In the end I had to call Aaron. He's my best friend and an absolute wizard with this computer shit. Fucking amazing. He opens and closes windows before anyone reads them, even him. Seriously, I'd rather watch him work on computers than watch ballerinas swallowing swords on pointe. Last year he bought a Windows Developer kit with ten licenses for Windows XP and Microsoft Office. He still had a few left. So I drove to Plymouth, picked him up, bought him dinner, and paid him the kind of short money you can only pay someone to fix your computer if they're your best friend.
Even with his mad skills, it took him ten hours to downgrade this new Dell to run Windows XP. He had to download and install all the drivers, flash my router, fondle my dongle, and re-install all those applications and games.
Now it runs great. About ten times faster running XP than it ran Windows Vista.
Isn't it weird how, as Windows computers get faster and faster, Microsoft just dumps bigger and bigger operating systems on them to slow them down again? It's like they want computer users to be perpetually unhappy!
So the end result: both computers are working great and we're happy with both of them, now. We bought a lot of shiny new technology that should last us for the next six to seven years. The Windows machine is better for gaming and 3D graphics, and we wouldn't have gotten that kind of raw performance from Apple, not at twice the price. But Dell is right out, flat-out, never again, the worst experience ever. PCs work great if your best friend is a magician and you have lots of extra time. And if you don't get the latest operating system.
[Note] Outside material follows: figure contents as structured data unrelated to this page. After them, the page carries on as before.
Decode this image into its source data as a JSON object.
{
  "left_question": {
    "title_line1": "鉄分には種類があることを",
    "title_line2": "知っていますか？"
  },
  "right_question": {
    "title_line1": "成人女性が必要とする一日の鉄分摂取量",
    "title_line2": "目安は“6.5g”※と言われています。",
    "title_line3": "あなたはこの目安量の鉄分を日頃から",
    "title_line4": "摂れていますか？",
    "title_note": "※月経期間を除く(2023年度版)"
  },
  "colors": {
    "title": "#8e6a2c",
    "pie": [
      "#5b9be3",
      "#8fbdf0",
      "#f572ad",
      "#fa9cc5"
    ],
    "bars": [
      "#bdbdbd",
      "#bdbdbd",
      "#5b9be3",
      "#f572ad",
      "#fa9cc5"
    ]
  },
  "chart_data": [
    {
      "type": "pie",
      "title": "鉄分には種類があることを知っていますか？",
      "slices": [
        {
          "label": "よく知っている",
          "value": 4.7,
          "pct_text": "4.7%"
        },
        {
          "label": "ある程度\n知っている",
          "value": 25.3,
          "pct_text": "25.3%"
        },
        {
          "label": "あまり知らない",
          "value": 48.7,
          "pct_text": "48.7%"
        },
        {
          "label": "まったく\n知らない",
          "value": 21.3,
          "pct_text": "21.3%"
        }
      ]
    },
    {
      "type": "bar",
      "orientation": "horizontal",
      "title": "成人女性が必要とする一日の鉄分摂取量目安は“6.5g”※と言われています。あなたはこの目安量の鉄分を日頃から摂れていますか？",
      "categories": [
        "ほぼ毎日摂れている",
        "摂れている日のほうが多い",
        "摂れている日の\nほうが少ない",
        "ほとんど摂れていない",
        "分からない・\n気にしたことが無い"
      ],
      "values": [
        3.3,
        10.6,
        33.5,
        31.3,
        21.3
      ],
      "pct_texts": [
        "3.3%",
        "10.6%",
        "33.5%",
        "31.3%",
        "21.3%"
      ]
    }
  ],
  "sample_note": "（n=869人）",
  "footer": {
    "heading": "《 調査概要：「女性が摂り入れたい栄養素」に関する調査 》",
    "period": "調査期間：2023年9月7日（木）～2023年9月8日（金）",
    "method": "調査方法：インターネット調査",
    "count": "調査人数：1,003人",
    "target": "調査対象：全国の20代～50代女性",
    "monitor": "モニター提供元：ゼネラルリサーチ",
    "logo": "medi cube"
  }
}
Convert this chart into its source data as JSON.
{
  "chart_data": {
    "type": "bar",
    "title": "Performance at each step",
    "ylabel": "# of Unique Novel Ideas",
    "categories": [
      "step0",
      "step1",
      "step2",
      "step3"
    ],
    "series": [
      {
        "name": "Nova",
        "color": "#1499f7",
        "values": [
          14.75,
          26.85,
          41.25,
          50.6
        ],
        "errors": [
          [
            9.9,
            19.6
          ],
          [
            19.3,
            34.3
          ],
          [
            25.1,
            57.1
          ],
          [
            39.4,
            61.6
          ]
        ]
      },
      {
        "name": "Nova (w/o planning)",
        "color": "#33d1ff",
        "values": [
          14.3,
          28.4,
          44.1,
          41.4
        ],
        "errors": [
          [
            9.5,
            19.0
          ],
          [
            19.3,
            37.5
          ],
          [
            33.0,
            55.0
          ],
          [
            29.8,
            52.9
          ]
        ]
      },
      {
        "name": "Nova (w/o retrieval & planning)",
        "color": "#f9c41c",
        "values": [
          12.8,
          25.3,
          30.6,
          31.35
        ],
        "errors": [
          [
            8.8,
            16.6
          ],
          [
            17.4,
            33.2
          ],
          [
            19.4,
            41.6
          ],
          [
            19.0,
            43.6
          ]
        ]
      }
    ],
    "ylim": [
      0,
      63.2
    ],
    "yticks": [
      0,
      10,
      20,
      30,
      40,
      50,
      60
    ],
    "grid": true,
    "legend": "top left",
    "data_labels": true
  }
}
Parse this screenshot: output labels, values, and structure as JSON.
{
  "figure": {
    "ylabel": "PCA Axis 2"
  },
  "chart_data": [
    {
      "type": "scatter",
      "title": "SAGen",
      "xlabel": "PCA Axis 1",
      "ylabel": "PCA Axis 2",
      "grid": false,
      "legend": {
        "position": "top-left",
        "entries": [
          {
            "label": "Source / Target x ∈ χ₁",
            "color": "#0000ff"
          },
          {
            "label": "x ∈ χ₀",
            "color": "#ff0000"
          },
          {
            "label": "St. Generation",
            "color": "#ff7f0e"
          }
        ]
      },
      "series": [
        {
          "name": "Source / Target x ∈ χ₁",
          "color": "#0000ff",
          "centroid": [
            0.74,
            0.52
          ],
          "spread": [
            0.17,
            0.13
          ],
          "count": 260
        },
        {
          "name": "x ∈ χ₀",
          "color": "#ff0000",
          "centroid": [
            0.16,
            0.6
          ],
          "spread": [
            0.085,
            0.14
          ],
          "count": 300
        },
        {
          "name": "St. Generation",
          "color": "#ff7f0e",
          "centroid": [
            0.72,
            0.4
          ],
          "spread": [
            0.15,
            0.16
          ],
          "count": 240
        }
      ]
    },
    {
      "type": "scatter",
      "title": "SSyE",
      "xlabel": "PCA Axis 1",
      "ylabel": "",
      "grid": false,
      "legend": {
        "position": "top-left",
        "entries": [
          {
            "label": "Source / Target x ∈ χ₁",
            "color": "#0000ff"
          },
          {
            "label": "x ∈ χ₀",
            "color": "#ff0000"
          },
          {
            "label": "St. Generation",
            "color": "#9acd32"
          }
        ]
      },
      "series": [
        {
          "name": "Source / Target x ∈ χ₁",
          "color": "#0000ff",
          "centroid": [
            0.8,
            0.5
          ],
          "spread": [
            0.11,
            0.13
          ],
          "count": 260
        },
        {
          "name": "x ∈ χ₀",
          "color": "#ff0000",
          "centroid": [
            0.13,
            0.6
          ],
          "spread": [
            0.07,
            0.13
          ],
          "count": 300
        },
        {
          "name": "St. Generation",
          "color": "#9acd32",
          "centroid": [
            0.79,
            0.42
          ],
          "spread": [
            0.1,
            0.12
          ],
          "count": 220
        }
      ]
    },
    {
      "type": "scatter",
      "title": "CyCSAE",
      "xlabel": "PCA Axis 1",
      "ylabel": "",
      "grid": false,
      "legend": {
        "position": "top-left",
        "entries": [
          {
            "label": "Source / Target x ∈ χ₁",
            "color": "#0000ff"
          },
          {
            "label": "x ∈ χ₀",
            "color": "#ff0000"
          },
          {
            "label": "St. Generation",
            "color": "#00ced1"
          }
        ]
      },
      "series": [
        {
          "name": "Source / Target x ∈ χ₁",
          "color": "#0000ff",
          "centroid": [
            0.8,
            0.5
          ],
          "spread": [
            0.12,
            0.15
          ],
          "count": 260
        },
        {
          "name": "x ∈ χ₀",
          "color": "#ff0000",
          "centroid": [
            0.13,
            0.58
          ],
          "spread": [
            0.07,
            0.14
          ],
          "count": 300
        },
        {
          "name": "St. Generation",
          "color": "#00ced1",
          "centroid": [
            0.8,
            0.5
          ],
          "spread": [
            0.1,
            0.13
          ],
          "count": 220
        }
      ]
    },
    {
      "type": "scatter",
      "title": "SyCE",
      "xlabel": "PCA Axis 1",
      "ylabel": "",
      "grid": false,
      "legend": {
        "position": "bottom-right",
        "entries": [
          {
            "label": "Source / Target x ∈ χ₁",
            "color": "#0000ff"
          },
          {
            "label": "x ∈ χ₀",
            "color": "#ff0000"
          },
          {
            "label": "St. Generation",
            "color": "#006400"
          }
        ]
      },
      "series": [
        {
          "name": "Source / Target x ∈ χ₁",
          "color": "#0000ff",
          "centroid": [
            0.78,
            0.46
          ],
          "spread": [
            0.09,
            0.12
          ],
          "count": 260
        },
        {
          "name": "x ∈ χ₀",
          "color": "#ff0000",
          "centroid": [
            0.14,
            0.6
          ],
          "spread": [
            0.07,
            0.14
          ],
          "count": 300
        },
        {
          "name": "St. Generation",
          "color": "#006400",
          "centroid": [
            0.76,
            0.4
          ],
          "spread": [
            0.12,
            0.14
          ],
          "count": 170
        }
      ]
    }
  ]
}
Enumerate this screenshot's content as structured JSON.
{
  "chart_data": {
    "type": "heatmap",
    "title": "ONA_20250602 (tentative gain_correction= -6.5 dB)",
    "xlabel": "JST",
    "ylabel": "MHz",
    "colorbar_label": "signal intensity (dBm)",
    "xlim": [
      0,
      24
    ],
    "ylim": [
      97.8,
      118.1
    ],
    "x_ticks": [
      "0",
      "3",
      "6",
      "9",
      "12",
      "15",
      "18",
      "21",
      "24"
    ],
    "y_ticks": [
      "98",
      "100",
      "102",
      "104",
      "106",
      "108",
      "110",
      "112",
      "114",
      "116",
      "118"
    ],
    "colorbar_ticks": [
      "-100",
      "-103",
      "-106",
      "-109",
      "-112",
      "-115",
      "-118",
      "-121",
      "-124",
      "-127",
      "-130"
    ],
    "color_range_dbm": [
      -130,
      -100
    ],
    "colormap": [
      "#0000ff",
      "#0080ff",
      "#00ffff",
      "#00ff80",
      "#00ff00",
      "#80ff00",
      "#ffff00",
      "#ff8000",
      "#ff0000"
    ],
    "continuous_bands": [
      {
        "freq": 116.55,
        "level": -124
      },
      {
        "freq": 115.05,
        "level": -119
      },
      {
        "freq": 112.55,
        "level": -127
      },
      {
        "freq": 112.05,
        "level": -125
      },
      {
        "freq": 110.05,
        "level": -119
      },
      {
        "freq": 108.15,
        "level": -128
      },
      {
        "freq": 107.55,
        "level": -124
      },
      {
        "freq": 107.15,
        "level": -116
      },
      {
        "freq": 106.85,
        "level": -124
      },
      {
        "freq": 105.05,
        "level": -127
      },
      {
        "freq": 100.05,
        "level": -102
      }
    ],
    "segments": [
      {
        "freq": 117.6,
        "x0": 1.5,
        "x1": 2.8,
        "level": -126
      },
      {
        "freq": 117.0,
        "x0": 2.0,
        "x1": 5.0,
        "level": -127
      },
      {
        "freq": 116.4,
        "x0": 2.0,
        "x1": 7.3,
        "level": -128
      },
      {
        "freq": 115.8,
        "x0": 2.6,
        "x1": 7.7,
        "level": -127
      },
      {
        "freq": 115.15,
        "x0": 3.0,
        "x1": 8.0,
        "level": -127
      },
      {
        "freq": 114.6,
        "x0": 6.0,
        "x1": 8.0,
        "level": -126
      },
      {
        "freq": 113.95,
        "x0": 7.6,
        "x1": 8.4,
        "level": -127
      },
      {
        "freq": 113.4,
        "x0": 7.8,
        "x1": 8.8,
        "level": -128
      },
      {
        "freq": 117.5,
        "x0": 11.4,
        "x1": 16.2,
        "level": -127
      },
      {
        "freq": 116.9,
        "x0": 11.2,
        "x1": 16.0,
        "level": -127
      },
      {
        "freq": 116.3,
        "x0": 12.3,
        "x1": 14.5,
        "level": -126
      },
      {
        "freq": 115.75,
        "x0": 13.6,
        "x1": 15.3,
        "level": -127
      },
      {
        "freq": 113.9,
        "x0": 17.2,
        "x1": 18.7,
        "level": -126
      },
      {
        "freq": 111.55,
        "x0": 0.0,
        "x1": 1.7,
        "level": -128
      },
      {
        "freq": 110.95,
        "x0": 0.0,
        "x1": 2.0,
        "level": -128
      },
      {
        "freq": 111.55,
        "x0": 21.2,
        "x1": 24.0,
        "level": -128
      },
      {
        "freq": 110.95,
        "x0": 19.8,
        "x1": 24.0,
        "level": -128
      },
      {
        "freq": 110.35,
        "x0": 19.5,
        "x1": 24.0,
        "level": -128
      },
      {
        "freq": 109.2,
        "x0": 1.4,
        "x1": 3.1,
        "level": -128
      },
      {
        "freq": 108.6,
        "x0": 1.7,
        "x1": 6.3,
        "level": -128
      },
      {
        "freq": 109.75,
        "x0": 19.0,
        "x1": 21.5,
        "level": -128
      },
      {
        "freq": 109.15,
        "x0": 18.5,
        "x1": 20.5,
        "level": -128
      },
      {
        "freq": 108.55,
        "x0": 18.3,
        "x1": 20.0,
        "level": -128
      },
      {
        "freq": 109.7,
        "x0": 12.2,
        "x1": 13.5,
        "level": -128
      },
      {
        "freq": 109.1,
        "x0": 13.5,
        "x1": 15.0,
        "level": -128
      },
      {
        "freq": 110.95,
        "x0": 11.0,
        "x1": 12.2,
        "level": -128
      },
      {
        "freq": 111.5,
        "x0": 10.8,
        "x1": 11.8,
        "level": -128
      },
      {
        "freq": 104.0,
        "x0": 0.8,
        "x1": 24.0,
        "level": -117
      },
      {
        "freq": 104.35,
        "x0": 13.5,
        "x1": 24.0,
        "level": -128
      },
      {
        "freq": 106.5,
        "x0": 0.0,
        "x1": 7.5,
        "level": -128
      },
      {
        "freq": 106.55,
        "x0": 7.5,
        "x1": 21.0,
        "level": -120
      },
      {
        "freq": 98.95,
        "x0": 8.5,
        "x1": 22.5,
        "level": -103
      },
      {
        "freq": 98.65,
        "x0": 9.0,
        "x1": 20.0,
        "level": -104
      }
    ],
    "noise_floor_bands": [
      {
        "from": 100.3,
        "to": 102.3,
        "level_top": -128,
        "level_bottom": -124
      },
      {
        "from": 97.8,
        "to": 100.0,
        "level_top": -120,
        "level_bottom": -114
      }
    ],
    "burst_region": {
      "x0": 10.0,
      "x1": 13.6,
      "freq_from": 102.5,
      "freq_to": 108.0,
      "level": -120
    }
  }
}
And if you install manually from a basic OS disk and then install your drivers one at a time in your device manager, and if you don't upset or tilt or cajole the registry. That may be a lot to remember, but The Wife has been playing The Sims and World of Warcraft ever since we worked out the kinks, and this leaves me with a lot of time to myself.
Which I spend pounding away on my new Mac, which just works.
You give me some hope that someday I can upgrade to XP. Of course it was just a few years ago I upgraded to 2000. I will never touch Vista... I have an iBook I love too much.
The mac thing, they are totally intuitive, extremely low learning curve. That's why they just work. No geeky friends required. And that should be in the commercials.
Posted by: Rebecca | February 23, 2007 at 06:55 AM
You need this:
http://steampunkworkshop.com/keyboard.shtml
Posted by: Chili | February 23, 2007 at 04:10 PM
probably would have been cheaper if you paid him in heroin!